Despite fears of Russian use of chemical, biological or nuclear weapons, Garlasco notes that in the past Russia has always refrained from using weapons of mass destruction in war, which it knows would be a red line for the US.
There can be no military solution to the war in Ukraine, Garlasco stresses. “Every day Ukraine holds out against the Russians is a victory for them. Every day they exact a massive toll on Russia. But the population is bearing the brunt and the civilians are being killed and injured at a very high rate.”
The International Criminal Court dispatched an advance assessment team to Ukraine on March 4th and the UN has created a commission of inquiry.

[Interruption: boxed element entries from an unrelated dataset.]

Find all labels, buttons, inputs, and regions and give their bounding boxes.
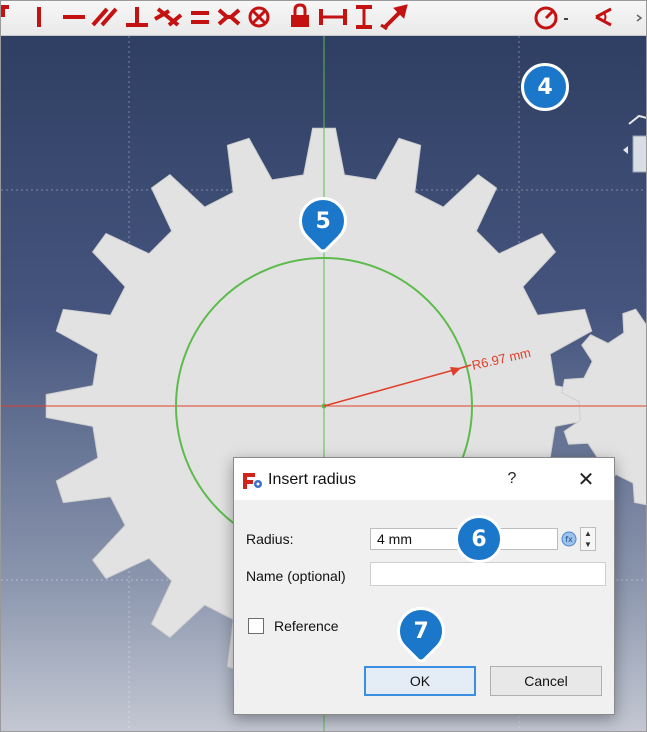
ok-button[interactable]: OK — [364, 666, 476, 696]
radius-label: Radius: — [246, 531, 294, 547]
symmetric-constraint-icon[interactable] — [217, 8, 241, 26]
close-button[interactable]: ✕ — [574, 467, 598, 492]
spin-up-icon[interactable]: ▲ — [581, 528, 595, 539]
sketcher-constraints-toolbar — [1, 1, 646, 36]
name-input[interactable] — [370, 562, 606, 586]
svg-text:fx: fx — [565, 535, 573, 544]
dialog-title: Insert radius — [268, 471, 357, 488]
freecad-window: R6.97 mm 4 5 6 7 Insert radius ? ✕ Radiu… — [0, 0, 647, 732]
cancel-button[interactable]: Cancel — [490, 666, 602, 696]
freecad-app-icon — [243, 473, 262, 489]
lock-constraint-icon[interactable] — [291, 3, 309, 27]
parallel-constraint-icon[interactable] — [91, 7, 118, 27]
overflow-chevron-icon[interactable] — [636, 14, 643, 22]
dialog-titlebar[interactable]: Insert radius ? ✕ — [234, 458, 614, 500]
name-label: Name (optional) — [246, 568, 346, 584]
distance-constraint-icon[interactable] — [380, 4, 408, 31]
angle-constraint-icon[interactable] — [595, 7, 612, 27]
reference-checkbox[interactable] — [248, 618, 264, 634]
step-6-callout: 6 — [455, 515, 503, 563]
tangent-constraint-icon[interactable] — [154, 7, 183, 27]
help-button[interactable]: ? — [502, 470, 522, 488]
navigation-cube[interactable] — [621, 94, 647, 179]
step-4-callout: 4 — [521, 63, 569, 111]
radius-spinbox[interactable]: ▲ ▼ — [580, 527, 596, 551]
reference-label: Reference — [274, 618, 339, 634]
radius-constraint-icon[interactable] — [534, 6, 558, 30]
perpendicular-constraint-icon[interactable] — [126, 7, 148, 27]
viewcube-left-arrow-icon[interactable] — [623, 146, 628, 154]
expression-icon[interactable]: fx — [560, 530, 578, 548]
insert-radius-dialog: Insert radius ? ✕ Radius: fx ▲ ▼ Name (o… — [233, 457, 615, 715]
viewcube-face[interactable] — [632, 135, 647, 173]
horizontal-distance-icon[interactable] — [319, 9, 347, 25]
vertical-distance-icon[interactable] — [356, 5, 372, 29]
arc-fragment-icon[interactable] — [1, 5, 9, 17]
block-constraint-icon[interactable] — [248, 6, 270, 28]
viewcube-arrow-icon[interactable] — [628, 114, 647, 125]
equal-constraint-icon[interactable] — [191, 11, 209, 24]
spin-down-icon[interactable]: ▼ — [581, 539, 595, 550]
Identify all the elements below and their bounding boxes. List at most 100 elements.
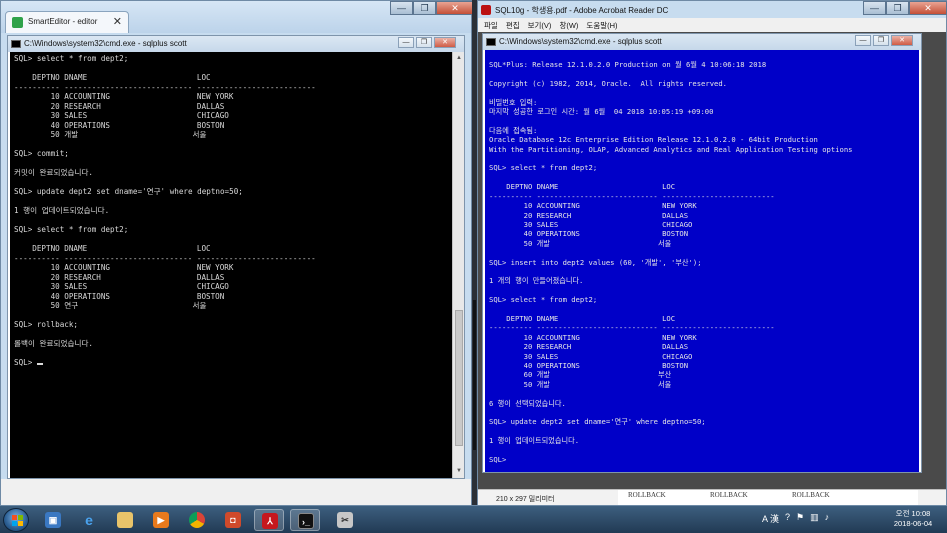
splitter-grip[interactable] [473, 300, 476, 450]
menu-help[interactable]: 도움말(H) [586, 20, 617, 32]
taskbar-cmd[interactable]: ›_ [290, 509, 320, 531]
scroll-up-arrow-icon[interactable]: ▲ [454, 53, 464, 63]
minimize-button[interactable]: — [390, 1, 413, 15]
ime-help-icon[interactable]: ? [785, 512, 790, 525]
taskbar-media-player[interactable]: ▶ [146, 509, 176, 531]
volume-icon[interactable]: ♪ [825, 512, 830, 525]
acrobat-status-bar: 210 x 297 밀리미터 ROLLBACK ROLLBACK ROLLBAC… [478, 489, 946, 506]
cmd-window-right: C:\Windows\system32\cmd.exe - sqlplus sc… [482, 33, 922, 473]
console-line: 30 SALES CHICAGO [489, 351, 693, 361]
console-scrollbar-left[interactable]: ▲ ▼ [452, 52, 464, 478]
tab-title: SmartEditor - editor [28, 17, 98, 26]
cmd-close-button[interactable]: ✕ [434, 37, 456, 48]
ime-indicator[interactable]: A 漢 [762, 512, 779, 525]
console-line: SQL> insert into dept2 values (60, '개발',… [489, 257, 702, 267]
pdf-page-strip: ROLLBACK ROLLBACK ROLLBACK [618, 490, 918, 506]
taskbar-folder[interactable] [110, 509, 140, 531]
cmd-window-controls-right: — ❐ ✕ [853, 35, 913, 46]
console-line: 비밀번호 입력: [489, 97, 538, 107]
console-line: With the Partitioning, OLAP, Advanced An… [489, 144, 853, 154]
console-line: 50 개발 서울 [489, 379, 672, 389]
console-line: 40 OPERATIONS BOSTON [489, 229, 689, 239]
console-line: 50 연구 서울 [14, 301, 207, 310]
maximize-button[interactable]: ❐ [413, 1, 436, 15]
cmd-title-text: C:\Windows\system32\cmd.exe - sqlplus sc… [24, 39, 187, 48]
flag-icon[interactable]: ⚑ [796, 512, 804, 525]
taskbar: ▣ e ▶ ◘ ⅄ ›_ ✂ A 漢 ? ⚑ ▥ ♪ 오전 10:08 2018… [0, 505, 947, 533]
taskbar-tool[interactable]: ✂ [330, 509, 360, 531]
console-line: SQL*Plus: Release 12.1.0.2.0 Production … [489, 60, 767, 69]
console-line: 10 ACCOUNTING NEW YORK [489, 201, 697, 211]
console-line: 10 ACCOUNTING NEW YORK [14, 263, 234, 272]
close-button[interactable]: ✕ [436, 1, 474, 15]
console-line: SQL> [14, 358, 452, 368]
tab-smarteditor[interactable]: SmartEditor - editor ✕ [5, 11, 129, 33]
console-line: DEPTNO DNAME LOC [489, 313, 676, 323]
console-line: 20 RESEARCH DALLAS [489, 210, 689, 220]
acrobat-minimize-button[interactable]: — [863, 1, 886, 15]
taskbar-windows-explorer-app[interactable]: ▣ [38, 509, 68, 531]
console-line: ---------- ---------------------------- … [14, 82, 316, 92]
menu-edit[interactable]: 편집 [506, 20, 520, 32]
cmd-maximize-button[interactable]: ❐ [416, 37, 432, 48]
cmd-maximize-button-right[interactable]: ❐ [873, 35, 889, 46]
taskbar-ie[interactable]: e [74, 509, 104, 531]
browser-window: SmartEditor - editor ✕ — ❐ ✕ C:\Windows\… [0, 0, 474, 505]
taskbar-chrome[interactable] [182, 509, 212, 531]
console-output-left[interactable]: SQL> select * from dept2; DEPTNO DNAME L… [10, 52, 452, 478]
console-line: 마지막 성공한 로그인 시간: 월 6월 04 2018 10:05:19 +0… [489, 107, 714, 117]
console-line: 40 OPERATIONS BOSTON [14, 120, 225, 130]
console-line: 20 RESEARCH DALLAS [14, 101, 225, 111]
cmd-minimize-button[interactable]: — [398, 37, 414, 48]
cmd-window-left: C:\Windows\system32\cmd.exe - sqlplus sc… [7, 35, 465, 479]
acrobat-maximize-button[interactable]: ❐ [886, 1, 909, 15]
console-line: 커밋이 완료되었습니다. [14, 168, 94, 177]
acrobat-title-text: SQL10g - 학생용.pdf - Adobe Acrobat Reader … [495, 6, 669, 15]
pdf-text-rollback-3: ROLLBACK [792, 491, 830, 499]
taskbar-acrobat[interactable]: ⅄ [254, 509, 284, 531]
console-line: 1 개의 행이 만들어졌습니다. [489, 276, 584, 286]
cmd-title-text-right: C:\Windows\system32\cmd.exe - sqlplus sc… [499, 37, 662, 46]
scroll-down-arrow-icon[interactable]: ▼ [454, 466, 464, 476]
console-line: 6 행이 선택되었습니다. [489, 398, 566, 408]
cmd-icon-right [486, 38, 496, 46]
menu-window[interactable]: 창(W) [559, 20, 578, 32]
folder-icon [117, 512, 133, 528]
console-line: 30 SALES CHICAGO [14, 111, 229, 120]
menu-file[interactable]: 파일 [484, 20, 498, 32]
start-button[interactable] [3, 508, 29, 532]
console-line: SQL> update dept2 set dname='연구' where d… [489, 417, 706, 427]
cmd-minimize-button-right[interactable]: — [855, 35, 871, 46]
network-icon[interactable]: ▥ [810, 512, 819, 525]
editor-area-behind [1, 479, 471, 505]
taskbar-app-red[interactable]: ◘ [218, 509, 248, 531]
cmd-close-button-right[interactable]: ✕ [891, 35, 913, 46]
console-line: SQL> select * from dept2; [14, 225, 129, 234]
console-line: 30 SALES CHICAGO [14, 282, 229, 291]
clock-date: 2018-06-04 [893, 519, 933, 528]
console-line: 다음에 접속됨: [489, 125, 538, 135]
tab-close-icon[interactable]: ✕ [113, 15, 122, 28]
acrobat-close-button[interactable]: ✕ [909, 1, 947, 15]
console-line: DEPTNO DNAME LOC [14, 244, 211, 253]
console-line: SQL> select * from dept2; [489, 163, 598, 173]
console-output-right[interactable]: SQL*Plus: Release 12.1.0.2.0 Production … [485, 50, 919, 472]
taskbar-clock[interactable]: 오전 10:08 2018-06-04 [888, 509, 938, 529]
console-line: 1 행이 업데이트되었습니다. [14, 206, 110, 215]
scroll-thumb[interactable] [455, 310, 463, 446]
text-cursor [36, 363, 43, 365]
menu-view[interactable]: 보기(V) [528, 20, 552, 32]
cmd-taskbar-icon: ›_ [298, 513, 314, 529]
console-line: ---------- ---------------------------- … [14, 253, 316, 263]
console-line: 40 OPERATIONS BOSTON [489, 361, 689, 370]
console-line: SQL> select * from dept2; [14, 54, 129, 63]
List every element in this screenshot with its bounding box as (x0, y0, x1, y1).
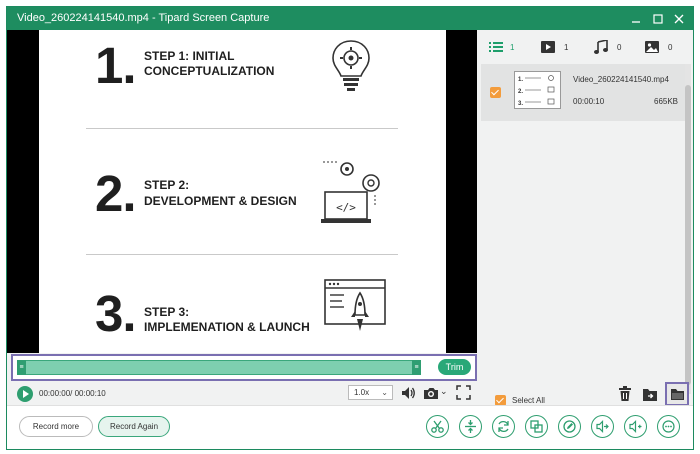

The German use of universal jurisdiction to convict Syrian war criminals creates a precedent.
"I would certainly hope that Vladimir Putin is never going to be able to travel outside Russia again for fear of an indictment," Garlasco says. "His commanders on the ground should be put on notice that if you commit war crimes and you ever leave Russia, we are going to pick you up and put you on trial."
Constantin Sigov, a philosophy professor and the director of the European human sciences research centre at the University of Kyiv, says he fully expects Russia to be stripped of its seat on the UN Security Council. "On the political level, Putin has already lost the war. He may still cause the death of many Russian and Ukrainian soldiers and Ukrainian civilians. But this military madness is the death throe of his regime."